Recomendaciones. Sus papeles más celebrados son recordados por todos. Así que vamos a recomendar dos películas suyas no muy conocidas. La primera es fallida aunque interesante, especialmente en estas pampas: Por la Reina y la patria, que ofrece una mirada desde el lado inglés de las consecuencias de la Guerra de Malvinas. Denzel interpreta a un santaluciano que combatió por Gran Bretaña en las islas y que, de regreso a Inglaterra, sufre todo tipo de maltratos y desprecio en una especie de Lugano I y II londinense castigado por años de thatcherismo. La otra es The Mighty Quinn (1989), primera película estadounidense de Carl Schenkel, que en Argentina se editó en VHS como A espaldas de la ley y a principios de los noventa se solía programar en las madrugadas del cable como Caribe caliente. Policial estilizado y bastante juguetón (de a ratos es casi un musical, con una versión reggae de la canción homónima de Bob Dylan como leitmotiv), aquí Denzel es el jefe de policía de una ficticia isla caribeña que investiga un crimen que, de entrada, parece involucrar a altas esferas del poder. En el Chicago Sun-Times, Roger Ebert le dio la máxima calificación y, profético, elogió la actuación del aún no muy conocido Denzel: “Me recuerda fácilmente a Robert Mitchum, Michael Caine o Sean Connery en las mejores películas de Bond, capaz de ser duro y suave al mismo tiempo, capaz de jugar al héroe y de todos modos no tomarse a sí mismo demasiado en serio”. En los noventa Denzel debió haber sido el primer James Bond negro, pero Albert Broccoli y sus herederos no se animaron.
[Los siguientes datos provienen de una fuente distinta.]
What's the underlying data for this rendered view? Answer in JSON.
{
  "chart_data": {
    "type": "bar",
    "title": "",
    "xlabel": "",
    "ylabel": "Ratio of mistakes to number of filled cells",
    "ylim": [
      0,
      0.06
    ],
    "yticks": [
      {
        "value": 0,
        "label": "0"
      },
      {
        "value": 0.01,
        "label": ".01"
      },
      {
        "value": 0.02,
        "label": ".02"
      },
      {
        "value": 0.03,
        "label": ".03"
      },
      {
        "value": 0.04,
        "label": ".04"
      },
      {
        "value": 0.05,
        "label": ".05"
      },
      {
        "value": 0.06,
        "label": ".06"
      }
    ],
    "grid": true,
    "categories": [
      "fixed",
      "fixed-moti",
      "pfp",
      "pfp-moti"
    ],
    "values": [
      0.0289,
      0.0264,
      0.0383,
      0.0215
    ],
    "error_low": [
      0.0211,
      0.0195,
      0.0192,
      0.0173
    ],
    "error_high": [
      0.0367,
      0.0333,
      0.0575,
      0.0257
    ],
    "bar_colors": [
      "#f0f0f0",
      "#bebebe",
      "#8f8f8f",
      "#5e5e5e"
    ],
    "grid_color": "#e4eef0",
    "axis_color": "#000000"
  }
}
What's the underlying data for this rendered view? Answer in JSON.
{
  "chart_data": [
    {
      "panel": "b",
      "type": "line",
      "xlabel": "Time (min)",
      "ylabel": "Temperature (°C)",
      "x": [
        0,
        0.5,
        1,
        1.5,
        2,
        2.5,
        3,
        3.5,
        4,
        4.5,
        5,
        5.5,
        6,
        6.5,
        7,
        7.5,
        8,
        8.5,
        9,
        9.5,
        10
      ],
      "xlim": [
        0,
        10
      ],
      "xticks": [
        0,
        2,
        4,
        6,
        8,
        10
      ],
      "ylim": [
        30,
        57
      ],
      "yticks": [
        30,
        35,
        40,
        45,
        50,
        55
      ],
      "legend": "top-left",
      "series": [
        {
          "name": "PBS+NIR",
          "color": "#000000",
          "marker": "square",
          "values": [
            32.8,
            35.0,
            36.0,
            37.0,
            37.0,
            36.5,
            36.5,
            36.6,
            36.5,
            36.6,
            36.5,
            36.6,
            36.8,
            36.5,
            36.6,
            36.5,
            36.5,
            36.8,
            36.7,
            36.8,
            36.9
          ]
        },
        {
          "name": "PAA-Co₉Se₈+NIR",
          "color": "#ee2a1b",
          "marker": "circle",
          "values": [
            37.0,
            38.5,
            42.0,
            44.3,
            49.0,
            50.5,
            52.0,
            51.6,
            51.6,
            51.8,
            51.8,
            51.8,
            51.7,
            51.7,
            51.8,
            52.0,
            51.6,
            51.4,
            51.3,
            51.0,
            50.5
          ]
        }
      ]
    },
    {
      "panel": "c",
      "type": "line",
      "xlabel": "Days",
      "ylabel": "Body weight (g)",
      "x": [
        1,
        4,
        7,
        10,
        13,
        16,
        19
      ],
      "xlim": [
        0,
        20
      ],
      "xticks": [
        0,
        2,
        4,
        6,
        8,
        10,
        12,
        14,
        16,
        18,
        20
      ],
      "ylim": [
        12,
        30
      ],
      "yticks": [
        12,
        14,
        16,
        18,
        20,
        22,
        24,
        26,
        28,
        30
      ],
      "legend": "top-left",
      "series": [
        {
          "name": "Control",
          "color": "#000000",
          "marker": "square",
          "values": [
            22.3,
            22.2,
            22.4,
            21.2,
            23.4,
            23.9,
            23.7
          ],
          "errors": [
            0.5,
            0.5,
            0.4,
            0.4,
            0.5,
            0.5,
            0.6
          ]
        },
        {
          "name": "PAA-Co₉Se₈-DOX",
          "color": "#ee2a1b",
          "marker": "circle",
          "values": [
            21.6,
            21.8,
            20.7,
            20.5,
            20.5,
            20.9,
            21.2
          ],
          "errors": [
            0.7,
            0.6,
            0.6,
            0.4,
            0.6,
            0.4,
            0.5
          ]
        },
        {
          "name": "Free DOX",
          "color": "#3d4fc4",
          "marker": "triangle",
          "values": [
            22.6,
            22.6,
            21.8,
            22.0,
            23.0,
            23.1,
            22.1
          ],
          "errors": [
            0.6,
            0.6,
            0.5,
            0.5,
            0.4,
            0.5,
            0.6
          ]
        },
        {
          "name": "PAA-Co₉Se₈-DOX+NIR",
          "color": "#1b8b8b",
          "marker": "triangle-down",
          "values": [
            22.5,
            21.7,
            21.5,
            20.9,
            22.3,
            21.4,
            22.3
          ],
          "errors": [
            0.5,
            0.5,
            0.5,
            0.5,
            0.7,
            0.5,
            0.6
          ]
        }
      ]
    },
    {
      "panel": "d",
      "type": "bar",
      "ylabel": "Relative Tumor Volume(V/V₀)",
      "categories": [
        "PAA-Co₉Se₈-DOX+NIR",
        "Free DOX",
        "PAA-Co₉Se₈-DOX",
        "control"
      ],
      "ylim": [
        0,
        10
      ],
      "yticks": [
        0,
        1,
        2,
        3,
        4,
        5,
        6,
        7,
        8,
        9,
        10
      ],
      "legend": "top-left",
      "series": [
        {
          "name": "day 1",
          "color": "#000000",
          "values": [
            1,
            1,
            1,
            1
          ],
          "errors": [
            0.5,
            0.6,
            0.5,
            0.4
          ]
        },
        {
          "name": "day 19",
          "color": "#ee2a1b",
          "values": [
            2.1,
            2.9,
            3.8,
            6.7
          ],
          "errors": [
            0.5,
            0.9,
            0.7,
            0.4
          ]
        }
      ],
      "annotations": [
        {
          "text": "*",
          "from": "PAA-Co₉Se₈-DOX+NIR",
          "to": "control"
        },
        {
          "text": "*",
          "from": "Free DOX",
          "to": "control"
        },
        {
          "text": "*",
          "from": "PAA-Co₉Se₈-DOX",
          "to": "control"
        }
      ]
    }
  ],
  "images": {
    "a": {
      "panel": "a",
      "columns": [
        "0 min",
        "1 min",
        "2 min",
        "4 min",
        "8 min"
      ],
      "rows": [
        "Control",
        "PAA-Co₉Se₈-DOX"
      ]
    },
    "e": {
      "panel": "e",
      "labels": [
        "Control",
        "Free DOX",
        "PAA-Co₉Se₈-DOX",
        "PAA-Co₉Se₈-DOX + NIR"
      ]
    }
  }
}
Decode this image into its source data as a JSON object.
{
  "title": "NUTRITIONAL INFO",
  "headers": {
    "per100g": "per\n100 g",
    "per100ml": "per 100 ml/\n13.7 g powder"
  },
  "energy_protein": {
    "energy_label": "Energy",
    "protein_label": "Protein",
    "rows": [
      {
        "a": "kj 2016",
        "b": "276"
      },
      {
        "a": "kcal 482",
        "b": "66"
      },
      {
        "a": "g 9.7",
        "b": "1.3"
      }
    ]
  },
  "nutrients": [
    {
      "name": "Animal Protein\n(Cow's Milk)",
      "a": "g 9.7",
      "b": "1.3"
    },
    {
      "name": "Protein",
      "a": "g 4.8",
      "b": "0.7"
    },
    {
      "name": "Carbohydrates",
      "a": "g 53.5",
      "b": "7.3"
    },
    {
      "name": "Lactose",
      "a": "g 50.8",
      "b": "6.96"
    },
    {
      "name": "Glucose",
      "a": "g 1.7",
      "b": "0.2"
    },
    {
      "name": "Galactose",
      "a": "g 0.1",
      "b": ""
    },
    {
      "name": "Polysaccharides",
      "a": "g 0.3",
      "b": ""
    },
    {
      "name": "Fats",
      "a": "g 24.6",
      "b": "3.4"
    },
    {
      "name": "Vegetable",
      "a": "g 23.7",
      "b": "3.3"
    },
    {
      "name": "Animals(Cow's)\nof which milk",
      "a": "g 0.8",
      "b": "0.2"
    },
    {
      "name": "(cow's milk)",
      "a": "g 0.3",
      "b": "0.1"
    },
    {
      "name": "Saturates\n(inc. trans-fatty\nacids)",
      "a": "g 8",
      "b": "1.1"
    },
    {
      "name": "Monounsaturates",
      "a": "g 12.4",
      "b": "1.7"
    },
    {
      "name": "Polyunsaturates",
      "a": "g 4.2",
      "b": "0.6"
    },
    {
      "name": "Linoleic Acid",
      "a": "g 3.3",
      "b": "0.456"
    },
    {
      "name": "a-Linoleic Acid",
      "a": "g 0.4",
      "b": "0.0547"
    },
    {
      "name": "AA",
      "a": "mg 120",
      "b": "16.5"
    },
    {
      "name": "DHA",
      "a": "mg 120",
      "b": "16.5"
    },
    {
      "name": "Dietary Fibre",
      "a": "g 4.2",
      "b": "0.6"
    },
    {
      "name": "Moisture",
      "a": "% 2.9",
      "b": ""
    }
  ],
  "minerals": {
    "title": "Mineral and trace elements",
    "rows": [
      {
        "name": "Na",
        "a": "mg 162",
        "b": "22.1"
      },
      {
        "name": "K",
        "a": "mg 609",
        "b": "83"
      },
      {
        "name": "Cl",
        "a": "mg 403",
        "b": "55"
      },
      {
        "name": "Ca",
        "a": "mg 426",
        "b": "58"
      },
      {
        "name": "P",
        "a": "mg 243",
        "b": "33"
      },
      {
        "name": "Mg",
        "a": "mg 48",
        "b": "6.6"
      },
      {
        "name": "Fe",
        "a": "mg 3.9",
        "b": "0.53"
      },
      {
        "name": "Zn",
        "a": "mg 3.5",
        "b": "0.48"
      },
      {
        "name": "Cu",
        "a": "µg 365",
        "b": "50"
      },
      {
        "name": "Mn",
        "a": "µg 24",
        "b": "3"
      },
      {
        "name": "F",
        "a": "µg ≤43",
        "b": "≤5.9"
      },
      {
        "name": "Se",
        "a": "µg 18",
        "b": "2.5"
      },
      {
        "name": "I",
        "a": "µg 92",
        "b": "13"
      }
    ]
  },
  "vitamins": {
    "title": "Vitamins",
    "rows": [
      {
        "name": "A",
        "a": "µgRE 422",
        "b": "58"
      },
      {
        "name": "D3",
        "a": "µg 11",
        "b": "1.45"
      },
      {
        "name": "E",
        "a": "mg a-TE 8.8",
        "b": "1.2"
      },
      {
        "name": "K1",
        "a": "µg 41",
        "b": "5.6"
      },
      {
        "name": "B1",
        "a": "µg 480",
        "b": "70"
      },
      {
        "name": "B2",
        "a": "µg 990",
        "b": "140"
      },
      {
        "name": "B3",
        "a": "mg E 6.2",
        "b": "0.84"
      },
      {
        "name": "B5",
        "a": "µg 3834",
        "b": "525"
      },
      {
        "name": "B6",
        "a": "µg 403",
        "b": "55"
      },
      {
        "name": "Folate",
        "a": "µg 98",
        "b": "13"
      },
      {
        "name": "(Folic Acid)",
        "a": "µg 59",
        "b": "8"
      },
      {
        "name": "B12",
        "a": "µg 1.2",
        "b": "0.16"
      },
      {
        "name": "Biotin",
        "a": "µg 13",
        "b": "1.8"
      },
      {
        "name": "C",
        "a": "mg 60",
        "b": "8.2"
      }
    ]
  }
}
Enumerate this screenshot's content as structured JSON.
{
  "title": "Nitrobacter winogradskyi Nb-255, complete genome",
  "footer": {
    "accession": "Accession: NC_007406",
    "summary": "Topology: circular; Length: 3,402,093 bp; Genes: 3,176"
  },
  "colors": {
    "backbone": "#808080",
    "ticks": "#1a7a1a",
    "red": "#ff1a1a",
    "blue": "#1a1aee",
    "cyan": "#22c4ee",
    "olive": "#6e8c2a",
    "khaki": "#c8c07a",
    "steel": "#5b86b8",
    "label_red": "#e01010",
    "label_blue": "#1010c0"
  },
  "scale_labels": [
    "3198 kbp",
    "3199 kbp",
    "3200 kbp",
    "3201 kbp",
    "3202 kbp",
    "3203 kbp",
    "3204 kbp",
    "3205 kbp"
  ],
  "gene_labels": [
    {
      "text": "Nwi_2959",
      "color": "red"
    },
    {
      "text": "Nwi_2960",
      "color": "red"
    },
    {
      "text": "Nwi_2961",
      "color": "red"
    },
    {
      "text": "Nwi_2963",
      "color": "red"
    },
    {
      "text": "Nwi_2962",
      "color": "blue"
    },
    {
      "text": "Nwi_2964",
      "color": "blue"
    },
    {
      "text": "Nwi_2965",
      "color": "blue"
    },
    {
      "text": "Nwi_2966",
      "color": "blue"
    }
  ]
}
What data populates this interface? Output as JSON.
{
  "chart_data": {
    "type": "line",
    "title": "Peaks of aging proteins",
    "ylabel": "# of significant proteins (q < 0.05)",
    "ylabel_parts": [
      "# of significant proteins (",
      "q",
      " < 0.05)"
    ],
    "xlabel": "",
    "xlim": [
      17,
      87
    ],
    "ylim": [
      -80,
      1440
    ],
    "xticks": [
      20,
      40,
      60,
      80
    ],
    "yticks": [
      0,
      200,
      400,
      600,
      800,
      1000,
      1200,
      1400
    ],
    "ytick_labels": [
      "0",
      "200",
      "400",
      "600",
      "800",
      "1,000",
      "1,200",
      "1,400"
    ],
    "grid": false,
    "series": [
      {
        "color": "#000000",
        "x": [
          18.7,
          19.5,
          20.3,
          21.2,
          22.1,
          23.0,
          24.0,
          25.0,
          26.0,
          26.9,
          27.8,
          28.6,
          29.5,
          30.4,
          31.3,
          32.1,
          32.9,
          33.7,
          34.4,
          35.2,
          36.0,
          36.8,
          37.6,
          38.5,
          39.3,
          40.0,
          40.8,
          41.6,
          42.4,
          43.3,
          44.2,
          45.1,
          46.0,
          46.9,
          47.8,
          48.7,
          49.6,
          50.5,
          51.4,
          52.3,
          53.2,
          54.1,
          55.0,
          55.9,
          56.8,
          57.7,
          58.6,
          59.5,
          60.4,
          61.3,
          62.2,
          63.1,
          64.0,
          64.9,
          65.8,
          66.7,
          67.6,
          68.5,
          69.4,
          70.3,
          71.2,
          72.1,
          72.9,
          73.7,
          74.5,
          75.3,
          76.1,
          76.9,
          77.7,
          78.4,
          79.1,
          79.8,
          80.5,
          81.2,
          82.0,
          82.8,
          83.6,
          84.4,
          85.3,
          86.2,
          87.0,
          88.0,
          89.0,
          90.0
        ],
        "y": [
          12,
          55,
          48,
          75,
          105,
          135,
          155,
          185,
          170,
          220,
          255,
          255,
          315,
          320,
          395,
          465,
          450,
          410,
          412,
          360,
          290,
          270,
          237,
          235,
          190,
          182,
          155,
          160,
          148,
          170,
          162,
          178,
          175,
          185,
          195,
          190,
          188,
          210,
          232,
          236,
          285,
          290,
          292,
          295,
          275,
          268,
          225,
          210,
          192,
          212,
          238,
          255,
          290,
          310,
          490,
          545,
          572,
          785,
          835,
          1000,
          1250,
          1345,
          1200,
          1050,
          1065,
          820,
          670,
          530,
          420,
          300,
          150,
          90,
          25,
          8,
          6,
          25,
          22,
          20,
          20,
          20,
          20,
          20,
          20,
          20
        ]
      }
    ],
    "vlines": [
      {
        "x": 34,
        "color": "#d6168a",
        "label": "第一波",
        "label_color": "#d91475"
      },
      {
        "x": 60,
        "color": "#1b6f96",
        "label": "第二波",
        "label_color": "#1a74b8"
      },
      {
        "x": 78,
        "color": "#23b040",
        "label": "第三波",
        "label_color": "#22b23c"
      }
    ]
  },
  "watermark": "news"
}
El vuelo. Y volvemos al principio. Después de una década de dramas menores o películas de acción (lo que no es poco si está involucrado Tony Scott, un tipo con un sentido del ritmo y el montaje que más de un Michael Bay debería envidiar) Denzel demostró que seguía en plena forma. Robert Zemeckis, director desparejo si los hay, se despachó con una gran película y el capitán Whip Whitaker de Denzel se convirtió, de la proeza aérea del comienzo a la fragilidad del final, en uno de los personajes inolvidables del Hollywood reciente. Una crítica de la película en el blogMorir en Venecia -que sólo por la generosidad de su autora lleva mi nombre a pie de página- dio en el blanco: “Nunca lo habíamos visto a Denzel Washington así, tan titánico y a la vez tan frágil, con tanta tristeza y con tanta necesidad de hundir la cabeza como una tortuga. El, un actor de porte volcánico, de grandes parlamentos, sonrisa insuperable y dicción contundente, aquí muchas veces se ve obligado a hablar entre dientes, avergonzado, como cuando le pide a una colega que mienta por él, cuando no lo vemos directamente mascullar incongruencias mientras agita una botella vacía. Es extraordinaria toda la secuencia en el hotel previa al temido interrogatorio: allí el actor condensa en cada temblor toda la ansiedad del personaje y su subversiva abstinencia, para llegar finalmente a ese plano brutal que lo muestra tumbado en el baño, con un rastro de sangre que certifica su estado de inconsciencia. Denzel nos da la espalda, casi no vemos su cara, pero uno no puede dejar de sentir sobre los propios hombros la gravedad de ese físico inmenso y vencido que desde algún lugar callado clama por auxilio, y al que a la vez sólo le queda resto para entregarse al abandono”. Por El vuelo consiguió una nominación al Oscar, la sexta, pero sabemos que la Academia se deslumbra cada vez que Daniel Day-Lewis se pasa de rosca frente a cámara.
Futuro. El último domingo del año pasado Denzel cumplió 60 años, aunque aparenta unos cuantos menos. Parece que lo que viene será una enésima remake de Los siete samuráis, con Antoine Fuqua nuevamente detrás de cámaras. Ahí estaremos, otra vez, a la espera de “la nueva de Denzel”.